I blink back tears. I want to scoop him up and carry him out of here.
“I’ll take it from here,” I’d tell the nurses, batting away their protests like a swarm of paparazzi. But he’d die without these machines that keep his lungs inflated – inflated! – and buzzing with oxygen.
Three weeks ago my son was safe in my womb, fluttering around his amniotic ocean, aquatic and anonymous. I spent my days managing our small-town herb shop, where we dispensed dark, fragrant tinctures, knobby, finger-sized roots and the belief that medicine should come from the Earth. Our baby was to be born at home, into my husband’s strong carpenter hands. The only unanswered question was what scented candle to burn during my labor: lavender or rose.
Then a sudden and voluminous gush between my legs sent us to the hospital. The nurse-midwife pronounced, apologetically, “Your amniotic sac broke. There’s no fluid left in your uterus.” Ever the optimist, I waited for the good news, the part about western medicine’s fix for this troublesome problem. “Once your water breaks,” she continued, “labor is likely to start. We need to airlift you to a level 3 hospital immediately; if your baby is born here, we can’t save it.” I was 24 weeks pregnant.
I place a thermometer in our son’s armpit and Dan and I change his diaper, so small I could hide it in my hand. Dan lifts his legs and our boy’s thin skin, mapped with blue veins, sags off his thighs like a puppy’s. I wipe his bottom with a single cotton ball.
Nurse Alison approaches with a medical binder that’s absurdly thick for a baby alive 18 days.
“Rachel?” She places a hand on my shoulder. The nurses know to approach me gently; I’m quick to cry.
“He’s not back up to his birth weight yet,” she says, opening the binder to an unimpressive graph.
“But he’s tolerating his feeds well,” I respond in the language of the NICU.
“We really want to see him hit 2 pounds,” she said. “He may be working too hard.
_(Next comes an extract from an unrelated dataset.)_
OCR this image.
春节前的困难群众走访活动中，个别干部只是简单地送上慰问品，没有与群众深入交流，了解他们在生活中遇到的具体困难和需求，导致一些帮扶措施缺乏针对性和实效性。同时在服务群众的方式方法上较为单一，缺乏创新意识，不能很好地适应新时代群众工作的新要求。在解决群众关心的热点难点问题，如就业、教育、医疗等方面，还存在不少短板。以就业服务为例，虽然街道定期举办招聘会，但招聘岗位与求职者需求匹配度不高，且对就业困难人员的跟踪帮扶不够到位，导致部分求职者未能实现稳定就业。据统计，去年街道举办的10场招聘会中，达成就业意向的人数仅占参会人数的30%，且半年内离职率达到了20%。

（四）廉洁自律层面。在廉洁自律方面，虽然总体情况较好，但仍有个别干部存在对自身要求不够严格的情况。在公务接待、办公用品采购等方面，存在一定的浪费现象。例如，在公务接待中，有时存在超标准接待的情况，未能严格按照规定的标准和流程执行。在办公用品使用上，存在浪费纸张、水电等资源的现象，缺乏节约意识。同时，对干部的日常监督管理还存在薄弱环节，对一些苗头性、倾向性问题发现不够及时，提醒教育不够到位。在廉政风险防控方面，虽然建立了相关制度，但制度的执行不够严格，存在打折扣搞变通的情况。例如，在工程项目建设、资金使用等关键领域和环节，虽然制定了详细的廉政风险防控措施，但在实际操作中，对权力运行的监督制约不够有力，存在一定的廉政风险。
If he doesn’t start gaining weight, the docs want to put him back on the ventilator, take him off breast milk and start him on fortified formula.”
I am falling down a cliff. Like so many other times in this place, I want to cover my ears and belt out songs of peaceful resistance; “La La La. I don’t hear you” my toddler self would say. We’re supposed to be the miracle family, beating the grim statistics the sad-mouthed doctors have warned us about. The doctors who can’t promise that my son will be normal, that one day he’ll ride a bike, mud splashing his legs as he turns around to flash a smile that says: “See? I told you I’d be okay!”
I wish I could be more like the mom who hobbled in yesterday wearing the blue hospital-issue gown – the secret handshake of mothers who’ve washed up on the shores of Pregnancies Gone Awry. A nurse said that her baby will need an IV threaded into his tiny, premature hand. “We’ll give him a little sedative first to keep him still.” The new mom leaned in and whispered to her swaddled wisp of a son, “You’re gonna get the good drugs.”
I nod compliantly to Alison; she hands me a pre-emptive tissue just as the first tears squeeze from my eyes. Dan hugs me. He’s better at this than I am. He sees our son frolicking in the woods, while all I can do is keep the mantra, “please-let-him-be-OK,” unspooling from my heart.